‘Smash and grab’ water renationalisation ‘devastating blow’ to pensioners

Water UK’s chief executive has responded to leaked Labour plans which reveal a “cut-price raid” on the water industry.

According to an article in The Sunday Times, Labour’s leader Jeremy Corbyn plans to pay up to £24 billion less than the market value of water companies to bring the sector back under public ownership.

Michael Roberts, chief executive of Water UK said a “cut-price raid on the water industry would see millions of pensioners lose out on thousands of pounds.

The internal Labour document circulated among the party’s frontbench members reveals plans to try to pay a fraction of the market value for the water sector.

It is thought that pensioners, employees and shareholders who have funds invested in water companies would lose up to half their value.

Responding to the story Roberts said: “It would be an absolutely devastating blow for millions of pensioners if the water industry was subject to a smash and grab raid by a future government paying well below market value for it.

“More than five million pensioners have funds invested in the water industry – including very many public sector workers – and they would lose thousands of pounds each under these leaked plans.

“It’s becoming clearer by the day that the financial case for nationalising the water industry doesn’t stack up.

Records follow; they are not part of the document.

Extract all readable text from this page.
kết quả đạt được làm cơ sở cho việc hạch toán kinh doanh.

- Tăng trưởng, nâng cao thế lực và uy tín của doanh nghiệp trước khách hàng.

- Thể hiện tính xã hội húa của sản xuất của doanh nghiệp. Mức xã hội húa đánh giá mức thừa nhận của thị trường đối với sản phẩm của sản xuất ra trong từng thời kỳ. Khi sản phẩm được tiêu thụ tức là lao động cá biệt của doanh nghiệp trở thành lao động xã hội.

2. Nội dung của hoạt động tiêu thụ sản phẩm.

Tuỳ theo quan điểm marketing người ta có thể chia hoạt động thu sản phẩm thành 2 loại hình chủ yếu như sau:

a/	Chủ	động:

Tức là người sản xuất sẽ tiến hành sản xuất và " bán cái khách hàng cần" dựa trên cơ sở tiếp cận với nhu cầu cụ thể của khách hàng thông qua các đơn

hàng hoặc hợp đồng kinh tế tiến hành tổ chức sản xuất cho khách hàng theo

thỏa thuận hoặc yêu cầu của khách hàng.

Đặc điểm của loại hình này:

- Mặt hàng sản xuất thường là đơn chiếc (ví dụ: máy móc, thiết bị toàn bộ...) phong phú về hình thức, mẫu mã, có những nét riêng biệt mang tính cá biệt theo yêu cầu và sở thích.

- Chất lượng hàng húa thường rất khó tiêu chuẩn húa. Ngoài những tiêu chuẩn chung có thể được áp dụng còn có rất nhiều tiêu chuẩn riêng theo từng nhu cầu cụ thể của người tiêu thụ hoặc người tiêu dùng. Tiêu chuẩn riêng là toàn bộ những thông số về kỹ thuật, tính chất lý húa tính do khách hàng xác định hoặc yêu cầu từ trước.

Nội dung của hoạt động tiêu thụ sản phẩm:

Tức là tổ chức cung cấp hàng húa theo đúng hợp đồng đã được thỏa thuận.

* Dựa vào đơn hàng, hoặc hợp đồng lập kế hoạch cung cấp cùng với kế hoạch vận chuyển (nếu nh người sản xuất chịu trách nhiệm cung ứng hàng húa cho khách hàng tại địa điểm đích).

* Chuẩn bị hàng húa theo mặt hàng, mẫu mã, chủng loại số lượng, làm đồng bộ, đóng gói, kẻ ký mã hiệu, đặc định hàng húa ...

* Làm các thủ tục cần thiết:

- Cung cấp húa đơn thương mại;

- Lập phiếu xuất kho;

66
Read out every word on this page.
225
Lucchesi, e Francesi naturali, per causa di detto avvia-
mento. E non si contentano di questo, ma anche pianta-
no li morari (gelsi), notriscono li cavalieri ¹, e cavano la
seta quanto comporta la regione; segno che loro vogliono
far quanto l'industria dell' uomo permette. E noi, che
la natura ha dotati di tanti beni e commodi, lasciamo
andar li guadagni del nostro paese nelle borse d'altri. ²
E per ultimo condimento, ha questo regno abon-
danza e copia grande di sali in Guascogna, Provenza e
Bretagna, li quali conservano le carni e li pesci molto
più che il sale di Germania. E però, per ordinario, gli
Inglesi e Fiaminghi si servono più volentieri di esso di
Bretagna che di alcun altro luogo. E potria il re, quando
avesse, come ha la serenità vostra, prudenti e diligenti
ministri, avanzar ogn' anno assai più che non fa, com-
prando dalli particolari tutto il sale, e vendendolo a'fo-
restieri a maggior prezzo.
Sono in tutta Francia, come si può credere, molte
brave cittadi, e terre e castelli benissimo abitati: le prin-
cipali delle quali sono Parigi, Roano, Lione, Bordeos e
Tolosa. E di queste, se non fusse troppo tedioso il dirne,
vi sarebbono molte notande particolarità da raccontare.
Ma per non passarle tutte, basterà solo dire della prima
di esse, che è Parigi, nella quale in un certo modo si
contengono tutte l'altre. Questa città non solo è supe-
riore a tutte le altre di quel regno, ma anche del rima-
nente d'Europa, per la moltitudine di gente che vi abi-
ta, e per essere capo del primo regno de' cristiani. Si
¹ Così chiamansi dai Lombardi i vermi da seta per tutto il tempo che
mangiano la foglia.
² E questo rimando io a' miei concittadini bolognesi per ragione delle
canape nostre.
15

As well as hurting pensioners it would land taxpayers with a multi-billion pound bill, both for the purchase of the industry and the extra £100 billion that needs to be invested in the sector over the next decade.”

The Sunday Times outlines that Labour’s renationalisation blueprint reveals for the first time the scale of Corbyn’s plan. It says Labour will pay compensation of less than £20 billion for water companies, which at conservative market estimates are valued at £44 billion and anywhere up to £90 billion if debt is included.

The Social Market Foundation published a report last year which estimated that shareholders would require £44 billion worth of compensation based on the companies’ market value.

And the thinktank’s paper said that taking into account water companies’ debt, which it estimated was worth £46 billion in late 2017 when the research was being carried out, would increase the government’s costs to £90 billion.

Compensation would be a “political process of negotiation with shareholders”, the Labour briefing paper states and the final level could be less than £20 billion.

Shareholders and lenders are expected to see government bonds handed out in return should Labour get to power and execute its plans to renationalise the water sector.

Energy companies could also see similar losses.

Thames Water recently added a new clause to some of its financial bonds to ensure investors are paid back immediately if the utility company is nationalised.

John McDonnell, the shadow chancellor of the exchequer, lined up water as the first industry Labour will bring back into public ownership when he gave his keynote speech at the Labour party conference last year.

A Labour party spokesperson said: “Water bills have risen 40 per cent in real terms since privatisation. In the last ten years, water companies have paid 1,000 times more in dividends to their shareholders than in tax. Some have even paid more in dividends than they have made in profit, running up debts that are passed on to bill payers.

“Labour will fix this broken system by bringing the water companies back into public ownership, saving households £100 per year on their bills.”